7 Things you need to know about SUBITISING...

  1. Subitising means instantly seeing how many from a latin word meaning SUDDENLY! A key to teaching subitising is to show a quantity quickly! Children need to understand that they did not count, and a quick flash of the dot value is the only way for them to notice this about their own brain! Subitising is a necessary precursor to counting. Certainly, research with infants suggests that young children possess and spontaneously use subitising to represent the number contained in small sets and that subitising emerges before counting (Klein and Starkey 1988).
  1. Perceptual subitising is the ability we all have (along with other mammals) to recognise up to four in terms without having to count these. It is difficult to identify more than four without arranging these into recognisable or iconic arrangements.
  1. Conceptual Subitising builds on this knowledge to recognise larger groups. Dice and dot patterns are easily subitised and children should be encouraged to recognise these without ‘counting to check’. These understandings link into important later work combining and partition numbers (Gifford 2018, Early Intervention Foundation 2018).
  1. Activities include auditory subitising, or recognising numbers of sounds, such as claps or drum beats, linking with movement and music. Fingers also provide subitisable images for numbers, with the added advantage that they are embodied in muscle memory. Showing all-at-once finger numbers is the key skill here: Marton & Neuman (1990) found that older children with maths difficulties tended to count fingers one at a time, rather than using all-at-once ‘finger numbers’. You can ask young children to first ‘grow’, then ‘show’ and finally to ‘throw’ finger numbers.
  1. The spatial arrangement of sets influences how difficult they are to subitise. Children usually find rectangular arrangements easiest, followed by linear, circular, and scrambled arrangements (Beckwith and Restle 1966; Wang, Resnick, and Boozer 1971). Certain arrangements are easier for specific numbers. Take a look at our Subitising Spots .
  1. It is not helpful for adults to ask children what they have already subitised, for example: “I can see 4 there and I’m 4” Clements and Samara (Clements 1999, Clements and Samara 2009) have been researching the importance of conceptual and perceptual subitising since the 1990s and yet work with young learners has yet to find it’s way into many early years’ settings and classrooms. subitising is too often a neglected quantifier in educational practice and yet it has been extensively studied as a critical cognitive process.
  1. Encourage quick daily practice to help build critical early number sense concepts of conservation (understanding that a quantity does not have to look the same to be equal) and cardinality (‘trusting the count’) become deeply understood.

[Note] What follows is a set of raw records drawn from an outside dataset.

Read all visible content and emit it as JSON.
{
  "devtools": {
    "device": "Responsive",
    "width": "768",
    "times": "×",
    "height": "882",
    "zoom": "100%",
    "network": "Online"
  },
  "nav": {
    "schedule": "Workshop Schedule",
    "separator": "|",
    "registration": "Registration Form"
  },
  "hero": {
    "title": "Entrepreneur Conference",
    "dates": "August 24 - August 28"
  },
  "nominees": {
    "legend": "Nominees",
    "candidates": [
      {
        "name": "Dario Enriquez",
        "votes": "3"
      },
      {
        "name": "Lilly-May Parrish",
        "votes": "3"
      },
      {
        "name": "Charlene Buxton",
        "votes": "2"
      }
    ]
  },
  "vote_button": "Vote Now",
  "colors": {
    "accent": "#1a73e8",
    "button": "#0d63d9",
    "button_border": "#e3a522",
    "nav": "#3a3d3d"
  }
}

Furthermore, students develop the critical understanding that numbers are not merely a series of ones, but that numbers are composed of/decomposed into other numbers in a variety of ways (Grey & Tall, 2007; Ma, 1999)

 

References

Clements, D.H. (1999) Subitizing: What is it? Why teach it? Teaching Children Mathematics 5(7) 400-405

Beckwith, Mary, and Frank Restle. "Process of Enumeration." Journal of Educational Research 73 (1966): 437-43

Bobis, J. (1996). Visualisation and the development of number sense with kindergarten children. In J. Mulligan & M. Mitchelmore (Eds), Children’s Number Learning (pp. 17–33). Adelaide: AAMT

Early Spatial Thinking and the Development of Number Sense by Janette Bobis, Australian Primary Mathematics Classroom 13 (1) 2008

Gray, E. & Tall, D. (2007). Abstraction as a natural process of mental compression. Mathematics Education Research Journal 19(2), pp. 23–40.

Klein, A. & Starkey, P. (1988). Universals in the development of early arithmetic cognition. In G. Saxe & M. Gearhart (Eds), Children’s Mathematics (pp. 27–54). San Francisco: Jossey-Bass 

Ma, L. (2010). Knowing and teaching elementary mathematics: Teachers’ understanding of fundamental mathematics in China and the United States. New York, NY: Routledge. 

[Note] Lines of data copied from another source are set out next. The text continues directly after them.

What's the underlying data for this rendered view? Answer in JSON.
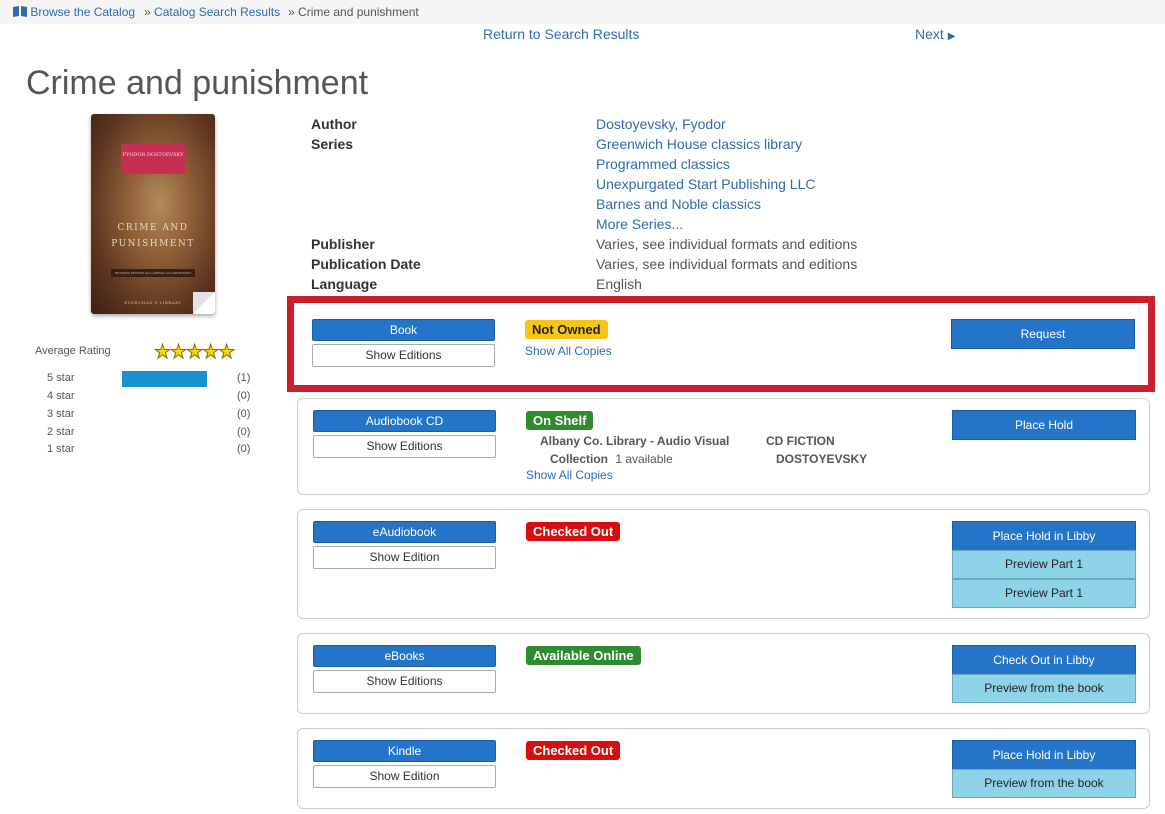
{
  "breadcrumb": {
    "items": [
      {
        "label": "Browse the Catalog"
      },
      {
        "separator": "»",
        "label": "Catalog Search Results"
      },
      {
        "separator": "»",
        "label": "Crime and punishment"
      }
    ]
  },
  "nav": {
    "return_label": "Return to Search Results",
    "next_label": "Next"
  },
  "title": "Crime and punishment",
  "cover": {
    "author_band": "FYODOR DOSTOEVSKY",
    "title_line1": "CRIME AND",
    "title_line2": "PUNISHMENT",
    "translators": "RICHARD PEVEAR and LARISSA VOLOKHONSKY",
    "publisher": "EVERYMAN'S LIBRARY"
  },
  "rating": {
    "label": "Average Rating",
    "stars": "★★★★★",
    "average": 5,
    "histogram": [
      {
        "label": "5 star",
        "count": "(1)",
        "fraction": 1
      },
      {
        "label": "4 star",
        "count": "(0)",
        "fraction": 0
      },
      {
        "label": "3 star",
        "count": "(0)",
        "fraction": 0
      },
      {
        "label": "2 star",
        "count": "(0)",
        "fraction": 0
      },
      {
        "label": "1 star",
        "count": "(0)",
        "fraction": 0
      }
    ]
  },
  "details": {
    "author_label": "Author",
    "author": "Dostoyevsky, Fyodor",
    "series_label": "Series",
    "series": [
      "Greenwich House classics library",
      "Programmed classics",
      "Unexpurgated Start Publishing LLC",
      "Barnes and Noble classics"
    ],
    "more_series": "More Series...",
    "publisher_label": "Publisher",
    "publisher": "Varies, see individual formats and editions",
    "pubdate_label": "Publication Date",
    "pubdate": "Varies, see individual formats and editions",
    "language_label": "Language",
    "language": "English"
  },
  "formats": [
    {
      "name": "Book",
      "editions_label": "Show Editions",
      "status": "Not Owned",
      "copies_label": "Show All Copies",
      "action": "Request"
    },
    {
      "name": "Audiobook CD",
      "editions_label": "Show Editions",
      "status": "On Shelf",
      "location_line1": "Albany Co. Library - Audio Visual",
      "location_line2": "Collection",
      "availability": "1 available",
      "callnumber_line1": "CD FICTION",
      "callnumber_line2": "DOSTOYEVSKY",
      "copies_label": "Show All Copies",
      "action": "Place Hold"
    },
    {
      "name": "eAudiobook",
      "editions_label": "Show Edition",
      "status": "Checked Out",
      "action": "Place Hold in Libby",
      "previews": [
        "Preview Part 1",
        "Preview Part 1"
      ]
    },
    {
      "name": "eBooks",
      "editions_label": "Show Editions",
      "status": "Available Online",
      "action": "Check Out in Libby",
      "previews": [
        "Preview from the book"
      ]
    },
    {
      "name": "Kindle",
      "editions_label": "Show Edition",
      "status": "Checked Out",
      "action": "Place Hold in Libby",
      "previews": [
        "Preview from the book"
      ]
    }
  ],
  "colors": {
    "highlight_border": "#cc1f2e",
    "primary_button": "#2474c8",
    "preview_button": "#8fd3e8",
    "status_not_owned": "#f5c518",
    "status_available": "#2e8b2e",
    "status_checked_out": "#d50f0f",
    "link": "#2e6bb0"
  },
  "icons": {
    "browse": "open-book-icon",
    "next": "caret-right-icon"
  }
}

Marton, F. & Neuman, D. (1990). Constructivism, phenomenology and the origin of arithmetic skills. In L.P. Steffe & T. Wood (Eds.), Transforming children’s mathematics education: international perspectives (pp.62- 75). New Jersey: Lawrence Earlbaum Associates.

Subitising Through the Years by Valerie Faulkner,  North Carolina State University, USA and Jennifer Ainslie, Wake County Public Schools, USA (2017)

Tsao, Y.L. & Lin, Y. C. (2012) Elementary School Teachers' Understanding: Towards the Related Knowledge of Number Sense. US – China Education Review B1. (p 17 – 30) 

Wang, Margaret, Lauren Resnick, and Robert F. Boozer. "The Sequence of Development of Some Early Mathematics Behaviors." Child Development 42 (1971): 1767-78.